Reputation: 199
I have a dataframe that looks like this below.
Name M_Name Tag
John 1
Dave a 1
Mary 1
Sam 1
Chris a 1
John 2
Nola f 2
Chuck 2
Rob 2
Chris a 2
Angie 3
Joe 3
: : :
Tony n
I need to create a new column Tag_2, which is based on Tag column and M_Name column. First, I need to groupby Tag column then if M_Name column have more than 1 different letter, the whole Tag group will have a new value "Invalid" under Tag_2 column. If it only has 1 letter in the M-Name for the same Tag group then it will be "Valid". Here is what the output should look like.
Name M_Name Tag Tag_2
John 1 Valid
Dave a 1 Valid
Mary 1 Valid
Sam 1 Valid
Chris a 1 Valid
John 2 Invalid
Nola f 2 Invalid
Chuck 2 Invalid
Rob 2 Invalid
Chris a 2 Invalid
Angie 3 Valid
Joe 3 Valid
: : :
Tony n Valid
Tag 2 group is "Invalid" because the M_Name rows has more than 1 different letter (f & a) for the tag 2 group.
I am thinking to use groupby to solve this task but I do not know how to add a condition like this. df.groupby('Tag')['M_Name']

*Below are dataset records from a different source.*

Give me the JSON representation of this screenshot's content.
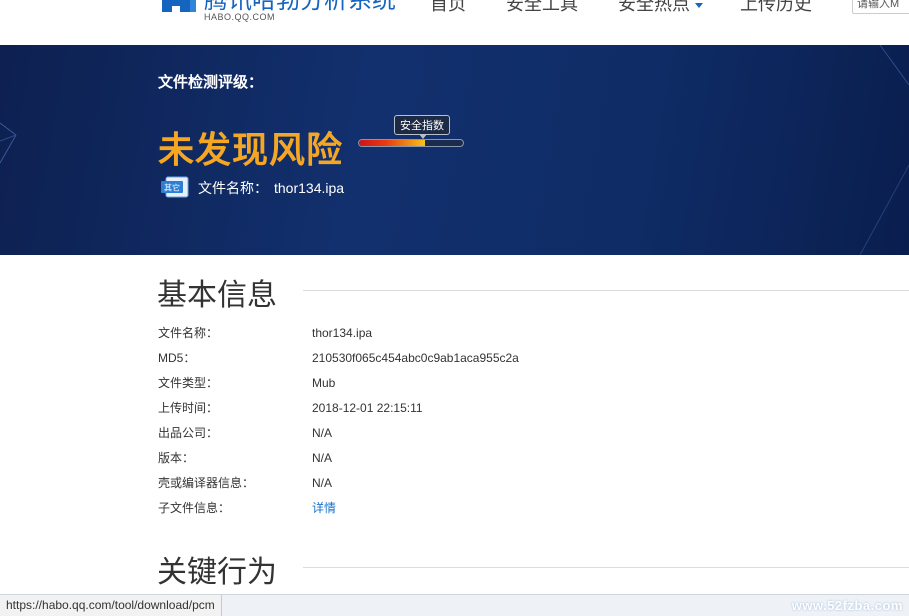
{
  "header": {
    "logo_text": "腾讯哈勃分析系统",
    "logo_sub": "HABO.QQ.COM",
    "nav": [
      {
        "label": "首页"
      },
      {
        "label": "安全工具"
      },
      {
        "label": "安全热点"
      },
      {
        "label": "上传历史"
      }
    ],
    "search_placeholder": "请输入M"
  },
  "banner": {
    "grade_label": "文件检测评级：",
    "risk_text": "未发现风险",
    "safety_label": "安全指数",
    "safety_level": 0.63,
    "file_icon_text": "其它",
    "file_name_label": "文件名称：",
    "file_name": "thor134.ipa"
  },
  "basic_info": {
    "title": "基本信息",
    "rows": [
      {
        "key": "文件名称：",
        "value": "thor134.ipa"
      },
      {
        "key": "MD5：",
        "value": "210530f065c454abc0c9ab1aca955c2a"
      },
      {
        "key": "文件类型：",
        "value": "Mub"
      },
      {
        "key": "上传时间：",
        "value": "2018-12-01 22:15:11"
      },
      {
        "key": "出品公司：",
        "value": "N/A"
      },
      {
        "key": "版本：",
        "value": "N/A"
      },
      {
        "key": "壳或编译器信息：",
        "value": "N/A"
      },
      {
        "key": "子文件信息：",
        "value": "详情"
      }
    ]
  },
  "behavior": {
    "title": "关键行为"
  },
  "statusbar": {
    "url": "https://habo.qq.com/tool/download/pcm",
    "watermark": "www.52fzba.com"
  }
}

I am wondering am I on the right path using groupby or are ther any better approach that I should consider?
Thanks!
Upvotes: 1
Views: 1410
Reputation: 7627
First, we group()
, then we transform()
the M_Name
column, where in lambda
we filter out empty values x[x.ne('')]
, then use value_counts()
to get the elements frequency, and based on the number of elements, we determine the validity:
df = pd.DataFrame(
{'Name': ['John', 'Dave', 'Mary', 'Sam', 'Chris', 'John', 'Nola', 'Chuck', 'Rob', 'Chris', 'Angie', 'Joe'],
'M_Name': ['', 'a', '', '', 'a', '', 'f', '', '', 'a', '', ''], 'Tag': [1, 1, 1, 1, 1, 2, 2, 2, 2, 2, 3, 3]})
df['Tag2'] = df.groupby('Tag').M_Name.transform(
lambda x: 'Invalid' if x[x.ne('')].value_counts().shape[0] > 1 else 'Valid')
print(df)
Output:
Name M_Name Tag Tag2
0 John 1 Valid
1 Dave a 1 Valid
2 Mary 1 Valid
3 Sam 1 Valid
4 Chris a 1 Valid
5 John 2 Invalid
6 Nola f 2 Invalid
7 Chuck 2 Invalid
8 Rob 2 Invalid
9 Chris a 2 Invalid
10 Angie 3 Valid
11 Joe 3 Valid
Upvotes: 2
Reputation: 8952
I'm sure there's a nicer way, but here's one solution:
def validate(s):
return "Invalid" if len(set(s)) > 2 else "Valid"
mapping = df.groupby("Tag")["M_Name"].apply(validate)
df["Tag_2"] = df.loc[:, "Tag"].replace(mapping)
Output:
Name M_Name Tag Tag_2
0 John 1 Valid
1 Dave a 1 Valid
2 Mary 1 Valid
3 Sam 1 Valid
4 Chris a 1 Valid
5 John 2 Invalid
6 Nola f 2 Invalid
7 Chuck 2 Invalid
8 Rob 2 Invalid
9 Chris a 2 Invalid
10 Angie 3 Valid
11 Joe 3 Valid
Upvotes: 3